The present work utilized a combination of genomic and proteomic approaches to elucidate degradation pathways for a variety of aromatic compounds at high salinity in a novel halophile, Arhodomonas sp. strain Seminole, isolated from a contaminated brine. Arhodomonas spp. are found to be widely distributed in contaminated as well as uncontaminated environments with various salinities, suggesting their important role in the natural attenuation of petroleum compounds. Our data clearly demonstrate that the pathways and enzymes involved in the degradation of aromatic compounds in strain Seminole are similar to those described in nonhalophiles. Although halophilic proteins perform similar functions to their nonhalophilic homologs, they differ from their nonhalophilic homologs by maintaining stability and activity at high salinity. This is partly due to the low hydrophobicity of the protein core and the excess negative charge on the protein surface that is reflected in the low pI values of their proteins (68). A similar observation was made for some of the hydrocarbon-degrading proteins identified in strain Seminole (see Table S4 in the supplemental material). These proteins displayed relatively low pI values (theoretical) compared to their nonhalophilic homologs. Low pI is mostly due to high content of acidic residues like glutamate and aspartate on the surface of the proteins that forms a hydration shell to protect the enzyme from aggregation under high salinity (69, 70). These unique features enable halophilic proteins to function efficiently under extremely saline conditions, where nonhalophilic proteins lose their activity (69).

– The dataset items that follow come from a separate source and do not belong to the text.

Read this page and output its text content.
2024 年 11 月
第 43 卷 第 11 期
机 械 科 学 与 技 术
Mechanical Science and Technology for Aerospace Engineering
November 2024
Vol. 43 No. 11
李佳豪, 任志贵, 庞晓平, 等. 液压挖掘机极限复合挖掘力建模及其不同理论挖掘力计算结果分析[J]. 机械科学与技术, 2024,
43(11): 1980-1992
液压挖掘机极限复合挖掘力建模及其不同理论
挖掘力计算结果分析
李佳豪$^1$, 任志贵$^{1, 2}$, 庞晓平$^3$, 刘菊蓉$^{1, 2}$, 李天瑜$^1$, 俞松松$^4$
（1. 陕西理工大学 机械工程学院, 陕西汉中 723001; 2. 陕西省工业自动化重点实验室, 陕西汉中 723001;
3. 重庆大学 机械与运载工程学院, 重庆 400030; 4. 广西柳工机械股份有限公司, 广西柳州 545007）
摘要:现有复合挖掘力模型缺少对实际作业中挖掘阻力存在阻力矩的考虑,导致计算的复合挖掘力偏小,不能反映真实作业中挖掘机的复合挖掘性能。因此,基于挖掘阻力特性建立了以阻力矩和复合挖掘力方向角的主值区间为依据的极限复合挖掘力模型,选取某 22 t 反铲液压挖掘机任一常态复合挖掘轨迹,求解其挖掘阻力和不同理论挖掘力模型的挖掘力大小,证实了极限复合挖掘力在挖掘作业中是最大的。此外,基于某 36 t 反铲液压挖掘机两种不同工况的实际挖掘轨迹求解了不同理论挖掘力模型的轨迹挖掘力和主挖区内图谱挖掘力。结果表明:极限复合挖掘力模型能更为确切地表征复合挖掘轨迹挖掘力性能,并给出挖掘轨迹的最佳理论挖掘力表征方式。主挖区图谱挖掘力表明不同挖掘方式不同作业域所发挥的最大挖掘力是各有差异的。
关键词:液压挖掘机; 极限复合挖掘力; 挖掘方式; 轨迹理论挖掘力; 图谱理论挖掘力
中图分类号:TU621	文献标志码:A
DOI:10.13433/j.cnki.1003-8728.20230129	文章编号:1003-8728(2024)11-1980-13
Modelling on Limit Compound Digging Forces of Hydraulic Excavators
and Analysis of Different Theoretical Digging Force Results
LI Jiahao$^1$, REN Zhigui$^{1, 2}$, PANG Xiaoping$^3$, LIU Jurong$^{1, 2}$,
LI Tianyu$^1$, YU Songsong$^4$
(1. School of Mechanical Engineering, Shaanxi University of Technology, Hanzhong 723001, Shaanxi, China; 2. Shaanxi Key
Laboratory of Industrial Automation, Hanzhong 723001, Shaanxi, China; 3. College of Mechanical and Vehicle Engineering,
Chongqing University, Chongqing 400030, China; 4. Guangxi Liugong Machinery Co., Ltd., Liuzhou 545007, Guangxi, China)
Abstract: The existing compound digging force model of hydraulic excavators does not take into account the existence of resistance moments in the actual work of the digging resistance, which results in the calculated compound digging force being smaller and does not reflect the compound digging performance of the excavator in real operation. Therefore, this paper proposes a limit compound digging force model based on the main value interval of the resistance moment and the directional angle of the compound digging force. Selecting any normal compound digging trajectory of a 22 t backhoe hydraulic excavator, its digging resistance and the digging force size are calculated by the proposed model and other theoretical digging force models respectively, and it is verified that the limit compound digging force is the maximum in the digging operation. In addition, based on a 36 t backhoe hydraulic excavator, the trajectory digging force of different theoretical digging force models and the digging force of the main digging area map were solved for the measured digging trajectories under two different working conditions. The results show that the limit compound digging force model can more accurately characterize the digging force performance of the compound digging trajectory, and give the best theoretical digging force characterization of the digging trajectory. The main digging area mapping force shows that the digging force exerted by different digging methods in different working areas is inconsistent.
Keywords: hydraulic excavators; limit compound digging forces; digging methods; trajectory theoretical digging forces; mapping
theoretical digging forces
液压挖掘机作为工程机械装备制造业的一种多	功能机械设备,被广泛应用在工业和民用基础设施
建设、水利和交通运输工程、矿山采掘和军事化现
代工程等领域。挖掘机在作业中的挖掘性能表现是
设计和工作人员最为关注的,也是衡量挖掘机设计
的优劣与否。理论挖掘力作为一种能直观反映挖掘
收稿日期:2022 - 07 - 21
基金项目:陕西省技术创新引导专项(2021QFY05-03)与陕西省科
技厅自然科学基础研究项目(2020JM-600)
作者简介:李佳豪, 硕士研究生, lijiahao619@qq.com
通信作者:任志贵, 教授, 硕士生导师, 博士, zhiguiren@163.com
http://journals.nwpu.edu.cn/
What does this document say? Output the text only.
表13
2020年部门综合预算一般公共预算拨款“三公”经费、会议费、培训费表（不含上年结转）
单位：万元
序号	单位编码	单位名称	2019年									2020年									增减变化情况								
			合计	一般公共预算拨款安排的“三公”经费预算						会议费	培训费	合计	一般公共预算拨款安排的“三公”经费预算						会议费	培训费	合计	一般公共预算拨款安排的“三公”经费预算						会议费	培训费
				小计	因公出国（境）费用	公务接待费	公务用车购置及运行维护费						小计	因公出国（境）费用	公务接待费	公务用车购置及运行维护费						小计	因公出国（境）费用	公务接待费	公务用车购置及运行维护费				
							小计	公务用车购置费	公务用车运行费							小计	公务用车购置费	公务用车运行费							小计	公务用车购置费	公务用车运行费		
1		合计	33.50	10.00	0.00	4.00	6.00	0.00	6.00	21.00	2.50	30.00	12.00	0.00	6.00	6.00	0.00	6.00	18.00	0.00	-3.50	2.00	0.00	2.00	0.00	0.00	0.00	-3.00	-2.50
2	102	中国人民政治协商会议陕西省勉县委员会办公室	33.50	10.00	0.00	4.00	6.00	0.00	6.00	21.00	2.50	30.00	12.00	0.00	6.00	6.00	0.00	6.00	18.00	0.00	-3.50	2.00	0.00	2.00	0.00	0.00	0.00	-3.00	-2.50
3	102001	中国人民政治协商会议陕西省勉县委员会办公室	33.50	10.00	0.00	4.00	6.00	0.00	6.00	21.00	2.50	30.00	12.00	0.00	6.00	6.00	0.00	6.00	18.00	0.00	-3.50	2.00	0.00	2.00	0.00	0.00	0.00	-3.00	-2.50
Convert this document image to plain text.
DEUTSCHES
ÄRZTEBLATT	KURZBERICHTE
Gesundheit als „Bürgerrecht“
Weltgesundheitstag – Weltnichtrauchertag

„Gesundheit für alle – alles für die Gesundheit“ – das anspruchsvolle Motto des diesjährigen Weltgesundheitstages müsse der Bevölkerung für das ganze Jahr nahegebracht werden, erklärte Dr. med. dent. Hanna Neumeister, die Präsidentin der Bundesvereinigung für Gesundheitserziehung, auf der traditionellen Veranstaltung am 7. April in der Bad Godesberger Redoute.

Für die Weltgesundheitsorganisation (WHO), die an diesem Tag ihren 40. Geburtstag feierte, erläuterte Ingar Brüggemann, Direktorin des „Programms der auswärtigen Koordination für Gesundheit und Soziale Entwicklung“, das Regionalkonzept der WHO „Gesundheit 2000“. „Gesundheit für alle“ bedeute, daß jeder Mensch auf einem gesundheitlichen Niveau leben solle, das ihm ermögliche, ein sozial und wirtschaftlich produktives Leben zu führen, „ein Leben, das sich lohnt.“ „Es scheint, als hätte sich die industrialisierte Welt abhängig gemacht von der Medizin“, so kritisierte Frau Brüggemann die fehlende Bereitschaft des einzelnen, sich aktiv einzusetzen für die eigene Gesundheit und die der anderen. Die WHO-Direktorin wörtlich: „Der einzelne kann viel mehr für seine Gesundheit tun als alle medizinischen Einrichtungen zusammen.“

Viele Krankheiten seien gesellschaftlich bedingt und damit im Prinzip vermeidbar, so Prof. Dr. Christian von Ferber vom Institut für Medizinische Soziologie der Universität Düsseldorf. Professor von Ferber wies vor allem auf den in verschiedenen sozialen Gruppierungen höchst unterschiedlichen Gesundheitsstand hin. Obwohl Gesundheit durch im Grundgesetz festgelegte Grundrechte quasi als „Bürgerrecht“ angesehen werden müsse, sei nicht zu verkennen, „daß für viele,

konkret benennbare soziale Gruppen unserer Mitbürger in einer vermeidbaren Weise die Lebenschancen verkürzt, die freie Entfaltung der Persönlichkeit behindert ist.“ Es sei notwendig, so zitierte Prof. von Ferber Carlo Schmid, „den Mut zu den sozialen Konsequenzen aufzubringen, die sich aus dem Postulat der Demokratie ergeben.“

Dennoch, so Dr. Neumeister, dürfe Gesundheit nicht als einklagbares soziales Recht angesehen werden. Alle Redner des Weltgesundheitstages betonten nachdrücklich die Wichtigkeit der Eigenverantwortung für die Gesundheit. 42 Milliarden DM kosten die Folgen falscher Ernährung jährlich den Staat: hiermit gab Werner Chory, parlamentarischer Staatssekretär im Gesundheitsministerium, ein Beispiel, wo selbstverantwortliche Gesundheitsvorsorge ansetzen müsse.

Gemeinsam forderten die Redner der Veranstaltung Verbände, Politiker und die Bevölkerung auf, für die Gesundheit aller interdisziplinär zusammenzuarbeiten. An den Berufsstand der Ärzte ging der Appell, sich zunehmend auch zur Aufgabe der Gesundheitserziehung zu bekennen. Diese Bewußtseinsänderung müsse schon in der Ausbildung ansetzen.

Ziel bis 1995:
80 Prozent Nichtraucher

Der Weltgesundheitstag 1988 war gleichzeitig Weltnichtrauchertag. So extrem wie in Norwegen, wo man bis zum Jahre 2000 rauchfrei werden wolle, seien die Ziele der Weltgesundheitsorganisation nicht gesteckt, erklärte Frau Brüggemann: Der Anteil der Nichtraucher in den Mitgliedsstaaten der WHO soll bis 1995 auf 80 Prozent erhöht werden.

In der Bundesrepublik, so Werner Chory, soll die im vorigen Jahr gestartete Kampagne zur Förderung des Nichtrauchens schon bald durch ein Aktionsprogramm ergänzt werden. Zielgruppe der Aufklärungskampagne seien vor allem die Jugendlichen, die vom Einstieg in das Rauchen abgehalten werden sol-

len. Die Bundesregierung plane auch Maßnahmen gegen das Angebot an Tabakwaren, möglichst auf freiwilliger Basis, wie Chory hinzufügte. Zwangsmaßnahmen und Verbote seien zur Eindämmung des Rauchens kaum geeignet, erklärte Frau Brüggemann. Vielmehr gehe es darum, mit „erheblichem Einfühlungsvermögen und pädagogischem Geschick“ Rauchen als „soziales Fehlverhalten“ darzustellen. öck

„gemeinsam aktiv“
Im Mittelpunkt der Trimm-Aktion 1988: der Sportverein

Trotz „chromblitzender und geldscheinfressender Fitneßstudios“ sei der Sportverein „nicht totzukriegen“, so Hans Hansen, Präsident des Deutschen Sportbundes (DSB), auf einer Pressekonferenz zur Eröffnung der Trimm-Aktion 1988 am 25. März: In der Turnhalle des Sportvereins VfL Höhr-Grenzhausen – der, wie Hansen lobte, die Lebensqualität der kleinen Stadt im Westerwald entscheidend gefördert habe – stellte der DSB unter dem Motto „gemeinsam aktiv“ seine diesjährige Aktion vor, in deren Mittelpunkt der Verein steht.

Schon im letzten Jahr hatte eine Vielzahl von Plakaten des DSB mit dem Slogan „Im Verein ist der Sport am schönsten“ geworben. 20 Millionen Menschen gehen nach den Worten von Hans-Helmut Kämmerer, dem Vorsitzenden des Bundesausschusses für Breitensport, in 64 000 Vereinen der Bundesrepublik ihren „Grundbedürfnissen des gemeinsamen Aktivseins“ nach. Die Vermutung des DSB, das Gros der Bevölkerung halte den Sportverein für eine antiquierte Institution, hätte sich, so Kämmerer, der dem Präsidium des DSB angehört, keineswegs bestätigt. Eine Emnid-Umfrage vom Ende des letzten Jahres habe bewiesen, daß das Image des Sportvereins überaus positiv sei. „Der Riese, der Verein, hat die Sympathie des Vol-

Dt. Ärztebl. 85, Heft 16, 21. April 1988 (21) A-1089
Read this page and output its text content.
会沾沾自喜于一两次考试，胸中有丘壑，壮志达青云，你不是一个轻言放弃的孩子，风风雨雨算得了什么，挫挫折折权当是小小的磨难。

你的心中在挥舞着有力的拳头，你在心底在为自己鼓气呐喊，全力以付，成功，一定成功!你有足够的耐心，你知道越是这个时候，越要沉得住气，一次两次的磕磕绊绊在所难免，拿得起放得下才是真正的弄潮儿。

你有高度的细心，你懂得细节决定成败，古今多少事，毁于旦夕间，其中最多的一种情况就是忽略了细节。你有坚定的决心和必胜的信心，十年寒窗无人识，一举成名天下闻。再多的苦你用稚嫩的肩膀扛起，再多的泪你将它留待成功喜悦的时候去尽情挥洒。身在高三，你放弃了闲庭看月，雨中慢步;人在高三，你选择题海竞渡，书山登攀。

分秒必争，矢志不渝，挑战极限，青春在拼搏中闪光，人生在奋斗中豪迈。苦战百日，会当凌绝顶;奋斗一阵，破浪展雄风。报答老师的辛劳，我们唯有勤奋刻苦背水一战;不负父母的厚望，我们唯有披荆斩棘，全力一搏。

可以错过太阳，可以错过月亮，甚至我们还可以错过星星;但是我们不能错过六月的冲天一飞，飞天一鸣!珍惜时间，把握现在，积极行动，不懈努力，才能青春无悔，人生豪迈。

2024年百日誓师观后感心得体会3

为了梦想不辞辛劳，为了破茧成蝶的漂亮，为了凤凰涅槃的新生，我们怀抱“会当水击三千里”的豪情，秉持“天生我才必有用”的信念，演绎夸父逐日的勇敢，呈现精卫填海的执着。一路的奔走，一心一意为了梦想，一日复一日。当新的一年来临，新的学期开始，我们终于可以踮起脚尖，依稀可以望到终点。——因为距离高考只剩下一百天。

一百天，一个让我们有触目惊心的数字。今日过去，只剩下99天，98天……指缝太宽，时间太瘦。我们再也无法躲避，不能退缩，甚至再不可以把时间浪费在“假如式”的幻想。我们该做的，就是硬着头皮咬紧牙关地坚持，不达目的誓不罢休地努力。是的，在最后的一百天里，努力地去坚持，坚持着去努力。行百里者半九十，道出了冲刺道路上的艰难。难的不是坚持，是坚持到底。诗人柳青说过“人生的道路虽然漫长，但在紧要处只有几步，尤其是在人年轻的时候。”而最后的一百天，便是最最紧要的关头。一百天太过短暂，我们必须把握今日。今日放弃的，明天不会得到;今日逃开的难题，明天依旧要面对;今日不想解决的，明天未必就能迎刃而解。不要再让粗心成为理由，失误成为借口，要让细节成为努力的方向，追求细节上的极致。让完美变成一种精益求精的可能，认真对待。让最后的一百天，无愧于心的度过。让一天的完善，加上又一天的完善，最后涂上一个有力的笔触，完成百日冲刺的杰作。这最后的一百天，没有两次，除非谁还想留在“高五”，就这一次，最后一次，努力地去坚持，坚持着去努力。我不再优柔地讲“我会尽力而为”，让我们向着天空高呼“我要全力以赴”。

With the draft genome, we were able to predict putative steps and requisite enzymes that catalyze degradation pathways of several aromatic compounds, including benzene, toluene, phenol, 4-HBA, PCA, and PAA. Furthermore, many of the predicted enzymes were identified using proteomic tools. It is important to point out that some of the predicted genes were not detected in the proteomic analysis. We surmise this could be due to low expression levels or the possibility that the genes were expressed at different times during the degradation process. We believe such an attempt to reconstruct metabolic steps using “-omics” tools represents a reliable platform for the development of strategies aimed at the exploitation of halophiles.